Country Barn, Kent

A garden in Kent that ties together house and landscape.

A long-term project to settle-into the landscape this 15th-century black-timbered barn, which had only stood on the land since the 1990s.

The brief was to strike a balance between a country garden that reflected the simple, timbered exterior of the barn and something that was modern and spoke to the light and airy contemporary interior. It was also important to create views from the barn, so that, from indoors, the house feels connected to its surroundings.

An extended terrace was created outside the floor-to-ceiling windows in the dining hall with a rectangular reflecting pool surrounded by a cloister of hornbeam.

It is also a garden that is planted for wildlife and surrounded by newly established woodland. A limestone terrace provides space for table, chairs and loungers, surrounding by lawn. A walled garden on the boundary gives height, as well as shelter from the wind and to support roses, clematis, vines and wisteria.

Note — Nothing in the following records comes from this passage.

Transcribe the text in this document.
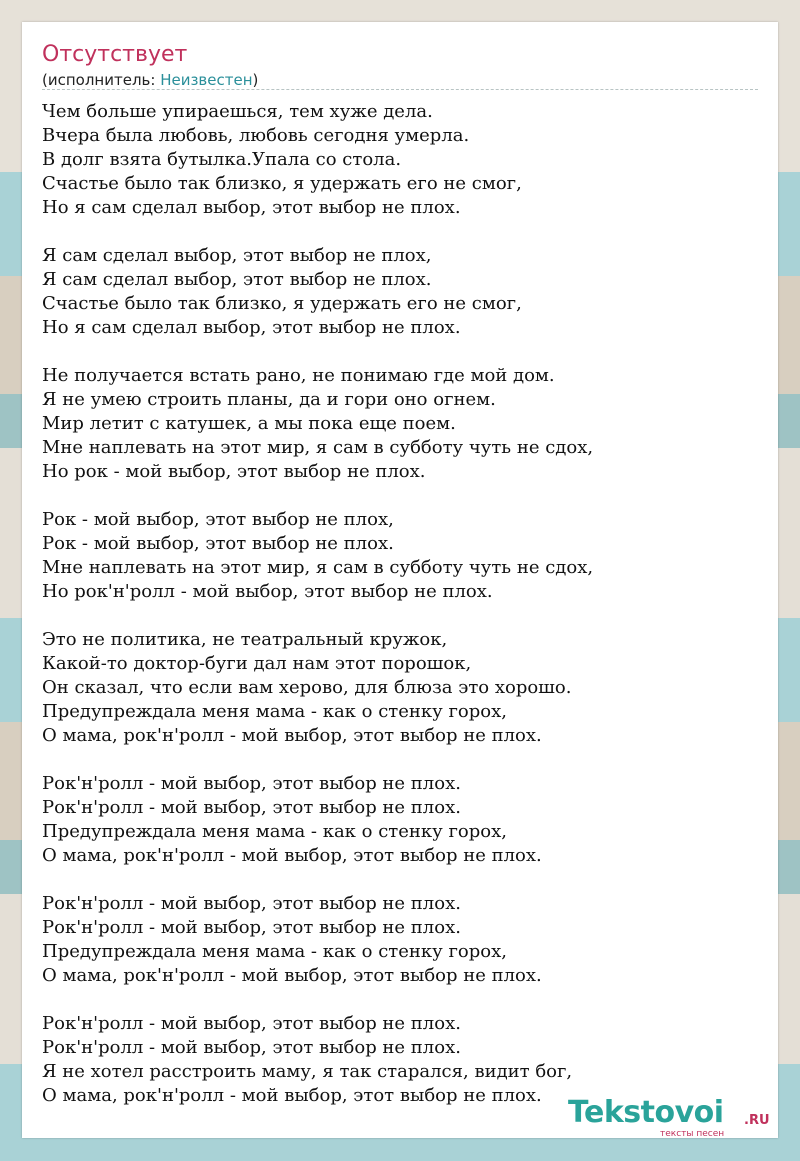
Отсутствует
(исполнитель: Неизвестен)
Чем больше упираешься, тем хуже дела.
Вчера была любовь, любовь сегодня умерла.
В долг взята бутылка.Упала со стола.
Счастье было так близко, я удержать его не смог,
Но я сам сделал выбор, этот выбор не плох.
Я сам сделал выбор, этот выбор не плох,
Я сам сделал выбор, этот выбор не плох.
Счастье было так близко, я удержать его не смог,
Но я сам сделал выбор, этот выбор не плох.
Не получается встать рано, не понимаю где мой дом.
Я не умею строить планы, да и гори оно огнем.
Мир летит с катушек, а мы пока еще поем.
Мне наплевать на этот мир, я сам в субботу чуть не сдох,
Но рок - мой выбор, этот выбор не плох.
Рок - мой выбор, этот выбор не плох,
Рок - мой выбор, этот выбор не плох.
Мне наплевать на этот мир, я сам в субботу чуть не сдох,
Но рок'н'ролл - мой выбор, этот выбор не плох.
Это не политика, не театральный кружок,
Какой-то доктор-буги дал нам этот порошок,
Он сказал, что если вам херово, для блюза это хорошо.
Предупреждала меня мама - как о стенку горох,
О мама, рок'н'ролл - мой выбор, этот выбор не плох.
Рок'н'ролл - мой выбор, этот выбор не плох.
Рок'н'ролл - мой выбор, этот выбор не плох.
Предупреждала меня мама - как о стенку горох,
О мама, рок'н'ролл - мой выбор, этот выбор не плох.
Рок'н'ролл - мой выбор, этот выбор не плох.
Рок'н'ролл - мой выбор, этот выбор не плох.
Предупреждала меня мама - как о стенку горох,
О мама, рок'н'ролл - мой выбор, этот выбор не плох.
Рок'н'ролл - мой выбор, этот выбор не плох.
Рок'н'ролл - мой выбор, этот выбор не плох.
Я не хотел расстроить маму, я так старался, видит бог,
О мама, рок'н'ролл - мой выбор, этот выбор не плох. Tekstovoi .RU
тексты песен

To link the house and terrace with the walled garden, a series of low, broken hedges delineates a small, semi-formal, rectangular flower garden of jewelled colours (roses, peonies, Cotinus coggygria ‘Royal Purple’), from which a mown path leads through a wildflower meadow to the walled garden. Roses and soft herbaceous perennials billow over the gravel with grasses and euphorbias, giving something to catch the eye in winter.